C'était un DR400, vous savez, avec la roulette conjuguée grâce à des
ressorts. Vous poussez, il ne se passe rien. Puis d'un seul coup, ça
part. Alors on pousse de l'autre coté, puis de l'autre coté, puis de
l'autre coté... J'en vois qui rigolent...
Après quelques
errances d'un bord à l'autre du taxiway, ma femme morte de rire à
l'arrière, et moi vert de honte en imaginant les gentils contrôleurs
pliés en quatre en regardant ce DR400 aussi gracieux au sol qu'un
pochetron bien imbibé, on est arrivé sur la zone des essais moteur.
Bien, je passe l'épisode "maintenant que le truc roule à peu près droit
va falloir l'arrêter" (non, non, le frein droit et gauche en même
temps, sinon on se met en travers).
Essai moteur OK, et l'instructeur demande l'alignement...
C'est
là qu'on réalise. C'est là qu'on se dit qu'il va falloir réveiller un
peu les neurones parce qu'il va se passer quelque chose dans pas
longtemps.
Je reprends donc mes évolutions zigzagantes pour aller me positionner au centre de la piste. Enfin, quand je dis au centre...
Mon gentil FI me réexplique ce que je dois faire :
-
je m'occupe des palonniers et des gaz, toi tu te contentes de tirer sur
le manche quand je te le dis et de garder une assiette de 5° environ,
c'est d'accord ?
- euhhhhhh ... oui !
Je ne vous explique pas
comment j'étais accroché au manche quand il a poussé les gaz. Puis je
l'ai entendu réciter la litanie de la check avant décollage, puis
"rotation !". Alors j'ai tiré. Doucement d'abord, puis franchement. Un
petit flottement et hop ! Le machin est en l'air.
Et c'est moi qui suis aux commandes.
Une
fois en l'air, il m'a fallu un certain temps quand même pour me
décontracter. Ce premier vol restera un grand moment dans mes
souvenirs. J'ai été longtemps cramponné au manche les yeux rivés sur
l'horizon et le repère pare-brise, mais peu à peu la sensation de
liberté est arrivée, et le plaisir avec. On est passé au dessus de la
maison, j'ai rien vu parce que jétais trop occupé à essayer de garder
ce p... de repère à peu près fixe. Ce qui est sûr c'est que je n'ai pas
vu passer l'heure, et une fois de retour au parking j'étais comme
sonné, ailleurs, comme quand on se réveille au milieu d'un rêve.
On
a rentré la machine, un petit coup de chiffon sur les ailes et la
verrière pour décoller les moustiques, rempli le carnet de route de
l'avion, la feuille de facturation, et... le carnet de vol.
Ma première ligne inscrite dans mon carnet de vol.
C'était une bien belle journée que ce 8 juin 2005.
21 juillet 2005
Démangeaisons - 2
Et puis quelques jours plus tard, je l'ai poussée la porte, comme promis.
J'ai un peu hésité devant, quand même. Et puis, après une grande
respiration, allez, j'ouvre la petite porte en métal avec au dessus,
écrit à la peinture "Aéroclub".
Je pensais arriver dans une
espèce de salle, avec un bureau et un mec assis derrière qui me
regarderait du haut de sa chaise. La porte est lourde, et encadre une
derive blanche.
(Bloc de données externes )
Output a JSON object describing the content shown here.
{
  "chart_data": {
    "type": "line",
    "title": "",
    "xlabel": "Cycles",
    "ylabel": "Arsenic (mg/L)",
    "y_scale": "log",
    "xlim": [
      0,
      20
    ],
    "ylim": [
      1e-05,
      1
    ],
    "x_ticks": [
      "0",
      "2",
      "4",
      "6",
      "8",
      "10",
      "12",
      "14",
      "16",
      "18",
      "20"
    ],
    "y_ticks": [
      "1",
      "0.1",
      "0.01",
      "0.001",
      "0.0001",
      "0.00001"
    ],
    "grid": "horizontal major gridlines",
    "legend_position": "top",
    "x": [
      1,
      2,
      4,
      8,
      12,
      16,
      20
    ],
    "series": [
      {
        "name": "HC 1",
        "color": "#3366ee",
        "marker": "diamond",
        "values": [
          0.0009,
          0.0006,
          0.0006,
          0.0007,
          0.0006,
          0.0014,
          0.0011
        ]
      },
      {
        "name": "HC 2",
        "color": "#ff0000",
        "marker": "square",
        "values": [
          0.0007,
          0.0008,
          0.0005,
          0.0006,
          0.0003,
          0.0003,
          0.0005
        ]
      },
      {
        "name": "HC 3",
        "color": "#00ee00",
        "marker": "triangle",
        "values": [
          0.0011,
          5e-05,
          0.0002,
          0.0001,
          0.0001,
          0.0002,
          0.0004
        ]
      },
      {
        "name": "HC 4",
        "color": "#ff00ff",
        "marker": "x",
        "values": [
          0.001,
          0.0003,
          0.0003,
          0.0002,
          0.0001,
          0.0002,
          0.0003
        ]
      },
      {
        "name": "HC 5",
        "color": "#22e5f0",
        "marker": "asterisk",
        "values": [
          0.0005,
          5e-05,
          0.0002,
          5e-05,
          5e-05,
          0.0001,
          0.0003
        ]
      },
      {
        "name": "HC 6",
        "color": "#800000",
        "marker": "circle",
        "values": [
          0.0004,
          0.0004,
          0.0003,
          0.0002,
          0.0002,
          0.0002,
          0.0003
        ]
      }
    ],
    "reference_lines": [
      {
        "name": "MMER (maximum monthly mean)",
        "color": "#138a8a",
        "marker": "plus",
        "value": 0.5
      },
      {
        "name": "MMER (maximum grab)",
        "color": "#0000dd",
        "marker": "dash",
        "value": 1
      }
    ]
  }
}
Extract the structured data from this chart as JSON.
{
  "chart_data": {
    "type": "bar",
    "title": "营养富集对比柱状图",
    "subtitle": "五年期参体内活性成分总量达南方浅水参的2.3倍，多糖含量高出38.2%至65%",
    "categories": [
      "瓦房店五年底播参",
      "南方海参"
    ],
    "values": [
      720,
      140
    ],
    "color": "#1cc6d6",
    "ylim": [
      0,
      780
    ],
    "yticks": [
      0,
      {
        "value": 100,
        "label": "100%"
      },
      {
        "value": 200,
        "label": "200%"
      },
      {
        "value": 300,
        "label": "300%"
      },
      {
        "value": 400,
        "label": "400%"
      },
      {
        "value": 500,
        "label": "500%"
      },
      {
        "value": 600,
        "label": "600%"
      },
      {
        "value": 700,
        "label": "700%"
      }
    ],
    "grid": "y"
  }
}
La porte donne directement sur le hangar, pas de sas,
pas de bureau, juste un avion blanc, si près que je pourrais le
toucher, et un type qui passe un chiffon sur les ailes. Il me sourit,
m'invite à entrer et me demande la raison de ma visite.
Je bafouille, presque en m'excusant, que j'aimerais apprendre à piloter.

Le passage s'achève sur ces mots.